Fakat bu olaydan italyan işgal kuvvetlerinin de haberi olmuştu.
Bölge italyan işgali altındaydı.
italyanlar Yunan havacıların ve yunan uçağının kendilerine teslim edilmesini istediler.
Fakat jandarma komutanımız sadece Yunan havacıları teslim ederek, uçağı teslim etmeyeceğini bildirdi.
italyan askerleri de bunun üzerine uçağın tutulduğu jandarma birliğini abluka altına almaya başladı.
Türk Jandarması uçağı vermemeye kararlıydı, direnişe hazırlandılar.
italyanlarla süren uçak pazarlığı esnasında Türkler uçağın üzerini bir brandayla örtmüştü, bir saatçi ustası ile bir jandarma onbaşı da bir yandan brandanın altında uçağın parçalarını söküyordu.
Bu uçak, Sakarya Savaşına hazırlanan ordumuz için çok önemliydi ve bir şekilde uçak Ankara'ya ulaştırılmalıydı.
jandarmamız bunun için gerekirse italyanlarla çarpışıp ölmeyi bile göze almıştı.
işte bir saat ustası ve bir jandarma onbaşısı bir mucizeyi gerçekleştirdi.
Uçağın gövdesi, kanatları, motoru ve diğer aksamları sökülerek bunların yerleri tahta kalaslarla beslendi, böylece italyanlar brandanın altında bir uçak olduğunu zannettiler.
birkaç gün sonra da Türklerle çatışmamak için ablukayı kaldırdılar, ama arada bir gelip bakıyorlardı, brandanın altındaki uçak yerinde(!) duruyordu.
Halbuki uçak çoktan Muğla'ya doğru yola çıkmıştı...
işte bu şartlar altında ele geçirilen yunan uçağı parçalar halinde Muğla'ya getirilmişti.
Fakat söküp taşıma işlemleri sırasında uçağın bazı parçaları zarar görmüştü.
Uçağı yeniden uçurmak için işi iyi bilen bir havacı mühendis, uçak ustası gerekmekteydi...
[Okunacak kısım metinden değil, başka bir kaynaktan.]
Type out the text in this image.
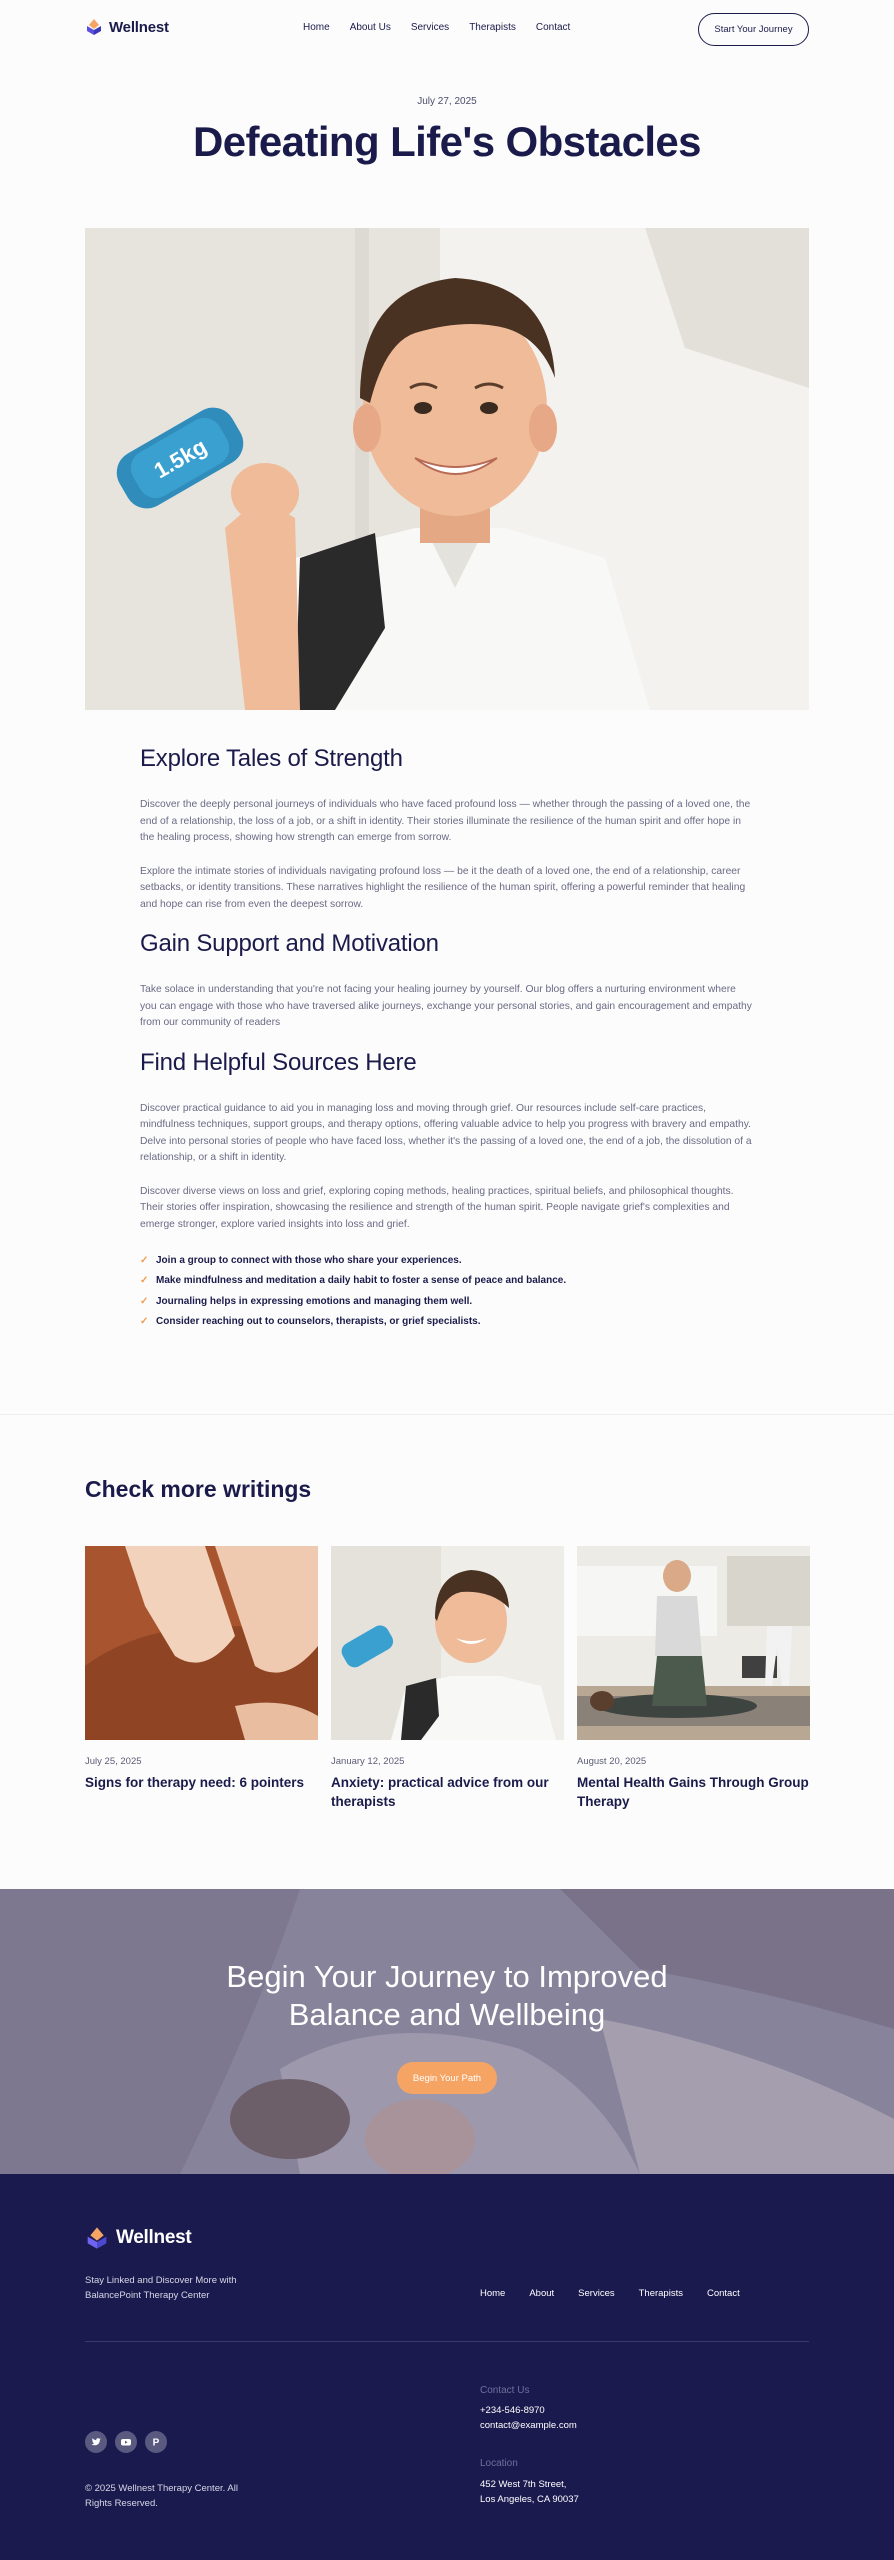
Wellnest	Home About Us Services Therapists Contact	Start Your Journey
July 27, 2025
Defeating Life's Obstacles
1.5kg
Explore Tales of Strength

Discover the deeply personal journeys of individuals who have faced profound loss — whether through the passing of a loved one, the end of a relationship, the loss of a job, or a shift in identity. Their stories illuminate the resilience of the human spirit and offer hope in the healing process, showing how strength can emerge from sorrow.

Explore the intimate stories of individuals navigating profound loss — be it the death of a loved one, the end of a relationship, career setbacks, or identity transitions. These narratives highlight the resilience of the human spirit, offering a powerful reminder that healing and hope can rise from even the deepest sorrow.

Gain Support and Motivation

Take solace in understanding that you're not facing your healing journey by yourself. Our blog offers a nurturing environment where you can engage with those who have traversed alike journeys, exchange your personal stories, and gain encouragement and empathy from our community of readers

Find Helpful Sources Here

Discover practical guidance to aid you in managing loss and moving through grief. Our resources include self-care practices, mindfulness techniques, support groups, and therapy options, offering valuable advice to help you progress with bravery and empathy. Delve into personal stories of people who have faced loss, whether it's the passing of a loved one, the end of a job, the dissolution of a relationship, or a shift in identity.

Discover diverse views on loss and grief, exploring coping methods, healing practices, spiritual beliefs, and philosophical thoughts. Their stories offer inspiration, showcasing the resilience and strength of the human spirit. People navigate grief's complexities and emerge stronger, explore varied insights into loss and grief.

✓ Join a group to connect with those who share your experiences.
✓ Make mindfulness and meditation a daily habit to foster a sense of peace and balance.
✓ Journaling helps in expressing emotions and managing them well.
✓ Consider reaching out to counselors, therapists, or grief specialists.
Check more writings
July 25, 2025
Signs for therapy need: 6 pointers
January 12, 2025
Anxiety: practical advice from our therapists
August 20, 2025
Mental Health Gains Through Group Therapy
Begin Your Journey to Improved
Balance and Wellbeing
Begin Your Path
Wellnest
Stay Linked and Discover More with BalancePoint Therapy Center	Home	About	Services	Therapists	Contact
P
© 2025 Wellnest Therapy Center. All Rights Reserved.
Contact Us
+234-546-8970
contact@example.com
Location
452 West 7th Street,
Los Angeles, CA 90037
işte bu uçağı tekrar uçurmak, Ankara'ya götürüp milli kuvvetlerin hizmetine sokabilmek için Vecihi Bey, tayyare makinisti Eşref Bey ve Teğmen Hamdi Bey öncülüğünde 6 kişilik bir ekip Muğla'ya gelmişti.
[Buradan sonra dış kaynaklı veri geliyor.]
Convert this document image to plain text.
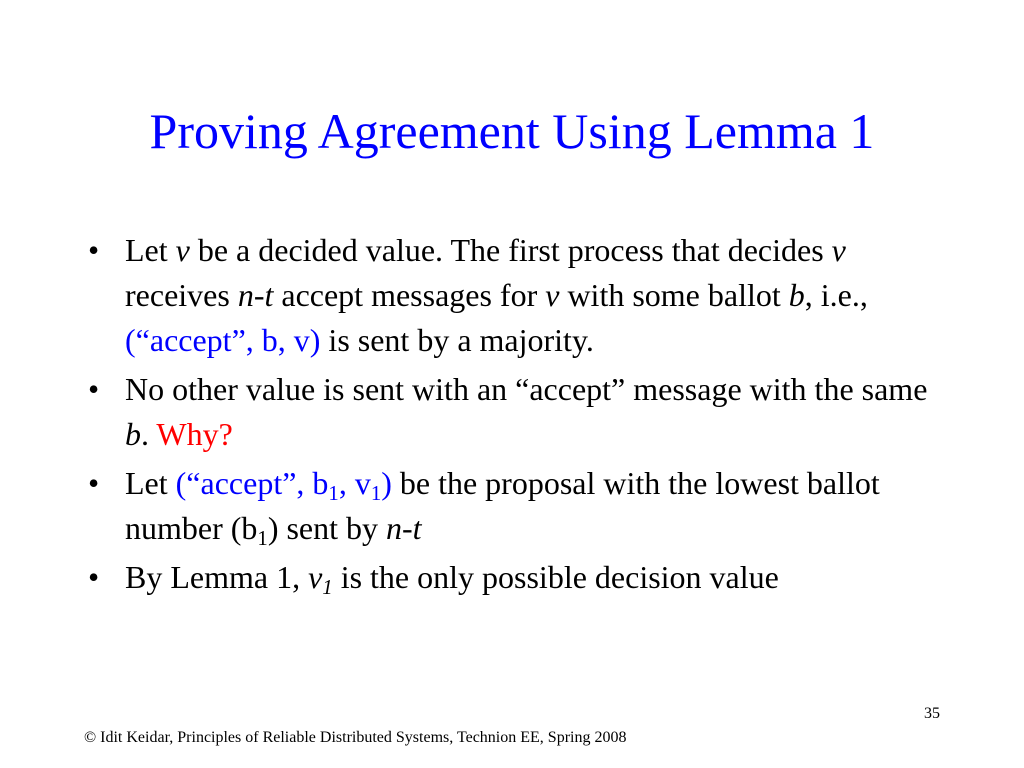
Proving Agreement Using Lemma 1
• Let v be a decided value. The first process that decides v receives n-t accept messages for v with some ballot b, i.e., (“accept”, b, v) is sent by a majority.
• No other value is sent with an “accept” message with the same b. Why?
• Let (“accept”, $b_1$, $v_1$) be the proposal with the lowest ballot number $(b_1)$ sent by n-t
• By Lemma 1, $v_1$ is the only possible decision value
35
© Idit Keidar, Principles of Reliable Distributed Systems, Technion EE, Spring 2008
işte Ankara'dan gelen ekip, Muğla'da eli tornavida anahtar tutan vatandaşlarımızla birlikte bu uçağı 10 gün içinde tamir ederek uçacak hale getirdiler.
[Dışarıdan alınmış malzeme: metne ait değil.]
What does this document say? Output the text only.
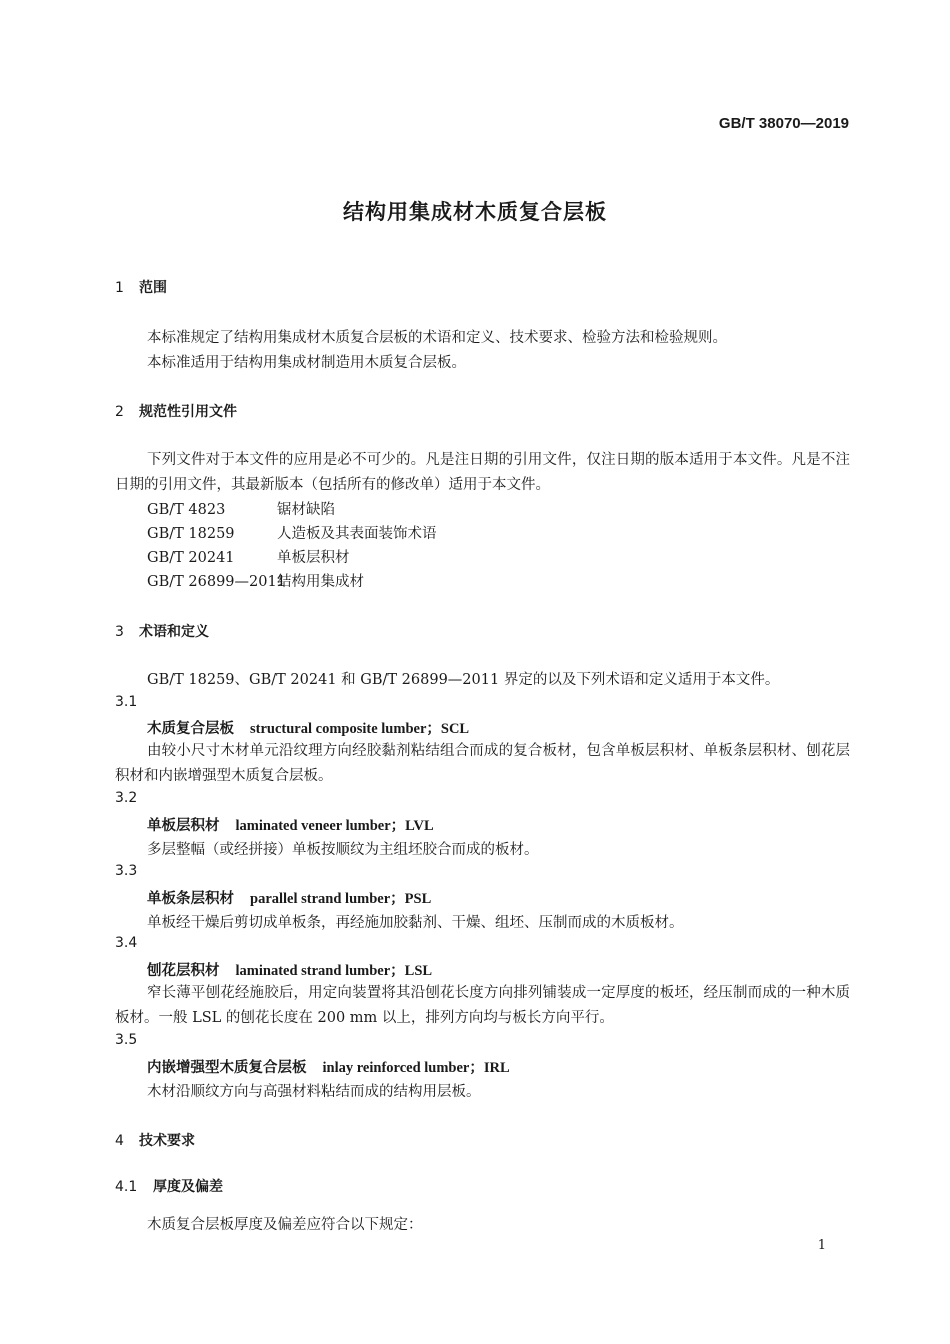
GB/T 38070—2019
结构用集成材木质复合层板
1 范围
本标准规定了结构用集成材木质复合层板的术语和定义、技术要求、检验方法和检验规则。
本标准适用于结构用集成材制造用木质复合层板。
2 规范性引用文件
下列文件对于本文件的应用是必不可少的。凡是注日期的引用文件，仅注日期的版本适用于本文件。凡是不注日期的引用文件，其最新版本（包括所有的修改单）适用于本文件。
GB/T 4823	锯材缺陷
GB/T 18259	人造板及其表面装饰术语
GB/T 20241	单板层积材
GB/T 26899—2011结构用集成材
3 术语和定义
GB/T 18259、GB/T 20241 和 GB/T 26899—2011 界定的以及下列术语和定义适用于本文件。
3.1
木质复合层板 structural composite lumber；SCL
由较小尺寸木材单元沿纹理方向经胶黏剂粘结组合而成的复合板材，包含单板层积材、单板条层积材、刨花层积材和内嵌增强型木质复合层板。
3.2
单板层积材 laminated veneer lumber；LVL
多层整幅（或经拼接）单板按顺纹为主组坯胶合而成的板材。
3.3
单板条层积材 parallel strand lumber；PSL
单板经干燥后剪切成单板条，再经施加胶黏剂、干燥、组坯、压制而成的木质板材。
3.4
刨花层积材 laminated strand lumber；LSL
窄长薄平刨花经施胶后，用定向装置将其沿刨花长度方向排列铺装成一定厚度的板坯，经压制而成的一种木质板材。一般 LSL 的刨花长度在 200 mm 以上，排列方向均与板长方向平行。
3.5
内嵌增强型木质复合层板 inlay reinforced lumber；IRL
木材沿顺纹方向与高强材料粘结而成的结构用层板。
4 技术要求
4.1 厚度及偏差
木质复合层板厚度及偏差应符合以下规定：
1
Vecihi bey uçağa o an "ismet" adını verdi ve uçağın kanatlarına bir nazar boncuğu astı.
Yanına rasıt Teğmen Hamdi Bey'i aldı ve "ALLAH utandırmasın" diyerek daha önce hiç denemediği DH-9 uçağına binerek Muğla'dan havalandı.
"ismet" gökyüzünde süzüle süzüle uçuyordu. yerde kalan Muğlalılar ve Ankara'dan gelen ekip onları dualar ile uğurladılar.
Vecihi Bey ve ismet Tayyaresi bir solukta Akşehir'e geldi, orada ikmal yaparak da 23 Ağustos 1921'de Ankara Malıköy Tayyare istasyonuna vardılar.
Sakarya Meydan Muharebesi başlamıştı.
Vecihi Bey, ismet Tayyaresinde son kontrolleri yaparak yeniden "Allah utandırmasın" diyerek uçağa bindi ve havalandı.
ismet gökyüzünde yalnız değildi.
Hava kuvvetlerimizin gözbebeği Albatros D-3 tipi izmir Tayyaresi'de ismet ile birlikte uçuyordu...
ismet Tayyaresi 22 gün 22 gece süren Sakarya Meydan Muharebesi boyunca tam 28 kez görev uçuşu yaptı.
Maşallah tık demedi.
1 Eylül 1921'de ismet tayyaresi ve Vecihi Bey Yunan top bataryalarını bombaladı, geri dönüşte de bir başka DH-9 Yunan uçağını düşürerek Kurtuluş Savaşımızda ilk uçak düşüren pilot ünvanını kazandı.
Tabi Sakarya Zaferi kazanıldıktan sonra ismet ve Vecihi Bey'in vazifesi bitmedi.
Vecihi bey ve ismet Büyük Taarruz'a da katıldılar, Yunan hava kuvvetlerini perişan ettiler, elde ettikleri istihbarat raporları ile zaferimizin önemli unsurlarından oldular...
Şayet bir gün yolunuz Muğla'ya düşerse ve Muğla kent merkezine girerseniz ve bu maket uçağı görürseniz "bu ne böyle" demeyin, o maket uçağın bir hikayesi vardır.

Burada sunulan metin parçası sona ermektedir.